I have only read a little on this disease, but it sounds like you may want to ask your child's doctor or specialist about what he will physically be able to do on the potty. That way you can know what to expect.
I also think that if your son is interested, let him sit on the potty. He may just not have the control to be able to go only when he is on the potty. If you notice that he goes at certain times of the day or a certain amount of time after he eats, then maybe those are good times to suggest that he sits on the potty.
Make sure that he doesn't feel bad if he goes in his pants. He probably doesn't have the control or sensation yet so it is not his fault. Also, even children without this disease still take longer usually to learn to poop on the potty than to pee.
Sounds like he is doing great already, and make sure you keep it positive so he doesn't get frustrated.
Good Morning R., I have no idea at all what hirschsprung disease is, but I think it is ok to go ahead and try potty trying.

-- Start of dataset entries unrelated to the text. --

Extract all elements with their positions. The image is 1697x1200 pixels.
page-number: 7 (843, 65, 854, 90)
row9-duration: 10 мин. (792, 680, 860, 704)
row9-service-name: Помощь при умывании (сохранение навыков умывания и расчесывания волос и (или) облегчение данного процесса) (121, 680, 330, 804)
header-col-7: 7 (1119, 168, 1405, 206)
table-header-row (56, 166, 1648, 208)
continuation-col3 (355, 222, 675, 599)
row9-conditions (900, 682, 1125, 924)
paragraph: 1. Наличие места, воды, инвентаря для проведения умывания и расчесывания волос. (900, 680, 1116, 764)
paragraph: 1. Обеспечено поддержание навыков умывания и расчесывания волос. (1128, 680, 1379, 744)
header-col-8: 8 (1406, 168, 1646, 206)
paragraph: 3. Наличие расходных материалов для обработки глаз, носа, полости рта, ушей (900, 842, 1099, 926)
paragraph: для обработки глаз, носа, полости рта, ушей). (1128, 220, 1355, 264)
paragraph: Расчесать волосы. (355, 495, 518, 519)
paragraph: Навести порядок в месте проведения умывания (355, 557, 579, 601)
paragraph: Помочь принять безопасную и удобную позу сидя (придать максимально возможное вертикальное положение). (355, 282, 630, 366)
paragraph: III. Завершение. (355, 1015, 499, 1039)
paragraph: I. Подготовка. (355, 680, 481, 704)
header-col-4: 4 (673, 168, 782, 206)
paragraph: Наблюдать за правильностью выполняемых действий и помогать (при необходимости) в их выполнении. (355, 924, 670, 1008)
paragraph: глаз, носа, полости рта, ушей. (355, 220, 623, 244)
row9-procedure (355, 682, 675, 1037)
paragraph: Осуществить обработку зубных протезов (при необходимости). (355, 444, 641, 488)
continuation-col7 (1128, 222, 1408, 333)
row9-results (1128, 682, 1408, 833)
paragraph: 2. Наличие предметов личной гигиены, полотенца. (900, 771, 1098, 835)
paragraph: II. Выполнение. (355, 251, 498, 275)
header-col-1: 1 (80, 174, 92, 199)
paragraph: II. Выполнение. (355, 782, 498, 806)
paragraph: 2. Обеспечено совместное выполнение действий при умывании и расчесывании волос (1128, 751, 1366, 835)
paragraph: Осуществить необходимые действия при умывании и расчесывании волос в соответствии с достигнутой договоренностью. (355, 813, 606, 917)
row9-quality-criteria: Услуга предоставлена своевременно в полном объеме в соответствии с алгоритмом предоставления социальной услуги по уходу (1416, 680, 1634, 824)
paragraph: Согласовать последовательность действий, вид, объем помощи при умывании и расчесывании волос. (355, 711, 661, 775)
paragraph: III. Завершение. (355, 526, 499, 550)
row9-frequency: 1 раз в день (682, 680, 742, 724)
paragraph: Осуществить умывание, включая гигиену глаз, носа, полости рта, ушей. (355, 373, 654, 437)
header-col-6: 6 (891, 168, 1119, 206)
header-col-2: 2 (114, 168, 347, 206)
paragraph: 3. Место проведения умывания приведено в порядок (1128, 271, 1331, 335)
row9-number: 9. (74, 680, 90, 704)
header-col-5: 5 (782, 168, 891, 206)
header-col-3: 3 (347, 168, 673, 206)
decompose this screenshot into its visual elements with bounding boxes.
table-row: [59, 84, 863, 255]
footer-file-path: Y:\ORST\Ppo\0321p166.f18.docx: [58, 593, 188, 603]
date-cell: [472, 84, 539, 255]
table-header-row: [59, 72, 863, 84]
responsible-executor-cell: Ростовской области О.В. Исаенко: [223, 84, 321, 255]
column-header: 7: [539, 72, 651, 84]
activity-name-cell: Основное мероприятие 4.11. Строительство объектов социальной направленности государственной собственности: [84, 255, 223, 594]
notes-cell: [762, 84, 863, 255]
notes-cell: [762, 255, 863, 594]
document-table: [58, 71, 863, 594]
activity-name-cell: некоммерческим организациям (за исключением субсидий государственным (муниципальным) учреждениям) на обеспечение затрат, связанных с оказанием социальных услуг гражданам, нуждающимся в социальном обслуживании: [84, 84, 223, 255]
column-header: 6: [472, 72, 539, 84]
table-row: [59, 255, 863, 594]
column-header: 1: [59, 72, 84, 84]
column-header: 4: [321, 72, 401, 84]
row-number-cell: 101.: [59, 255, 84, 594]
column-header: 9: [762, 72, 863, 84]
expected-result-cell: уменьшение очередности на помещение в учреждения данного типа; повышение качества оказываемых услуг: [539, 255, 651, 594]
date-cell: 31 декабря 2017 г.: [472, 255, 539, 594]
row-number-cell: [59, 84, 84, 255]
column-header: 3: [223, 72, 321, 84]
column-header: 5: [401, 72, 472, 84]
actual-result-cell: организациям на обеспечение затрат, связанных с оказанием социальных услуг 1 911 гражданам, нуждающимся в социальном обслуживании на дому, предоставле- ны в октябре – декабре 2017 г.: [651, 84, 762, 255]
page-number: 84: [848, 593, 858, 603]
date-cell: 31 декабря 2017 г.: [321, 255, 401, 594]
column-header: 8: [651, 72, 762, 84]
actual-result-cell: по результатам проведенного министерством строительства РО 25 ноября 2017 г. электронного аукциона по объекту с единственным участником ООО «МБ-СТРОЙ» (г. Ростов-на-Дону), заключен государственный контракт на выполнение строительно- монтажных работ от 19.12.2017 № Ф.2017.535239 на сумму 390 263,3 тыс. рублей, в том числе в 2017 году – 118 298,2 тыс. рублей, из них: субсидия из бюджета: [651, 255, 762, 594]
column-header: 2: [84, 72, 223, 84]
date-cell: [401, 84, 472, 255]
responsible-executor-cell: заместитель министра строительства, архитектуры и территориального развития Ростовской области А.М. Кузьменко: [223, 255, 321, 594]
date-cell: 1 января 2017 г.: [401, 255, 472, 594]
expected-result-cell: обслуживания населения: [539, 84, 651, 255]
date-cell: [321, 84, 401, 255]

Since he seems to want to. Our 3 yr old grandson would poop in his pull up at nap time. In the last week has he started going to poop in the toilet alone and then asks me to clean his hinny. So it does take a while no matter the age or desire to get the idea they can poop in potty and it won't hurt them. He can hold his PP for the longest time so I ask him then make him go try every couple of hours during the day. Now he goes by himself to PP too. It takes time and alot of patience. But eventually it happens and they are so proud.
Hi R.- My 6 yo nephew has hirschsprung disease. He has a bag but still needed to be potty trained. I asked my sil about this yesterday. She told me that training him to go pee pee in the potty was pretty typical. She said for a bowel movement it was important to have him sit on the toilet 3 times a day after every meal. He wore a pullup for a long time because a cough or sneeze can cause a problem. Now that he is a little older he is able to control it a little more but he still needs to go after meals. He wears underwear during the day but he still needs a pullup at night because the control isn't quite there yet. I hope this helps! J.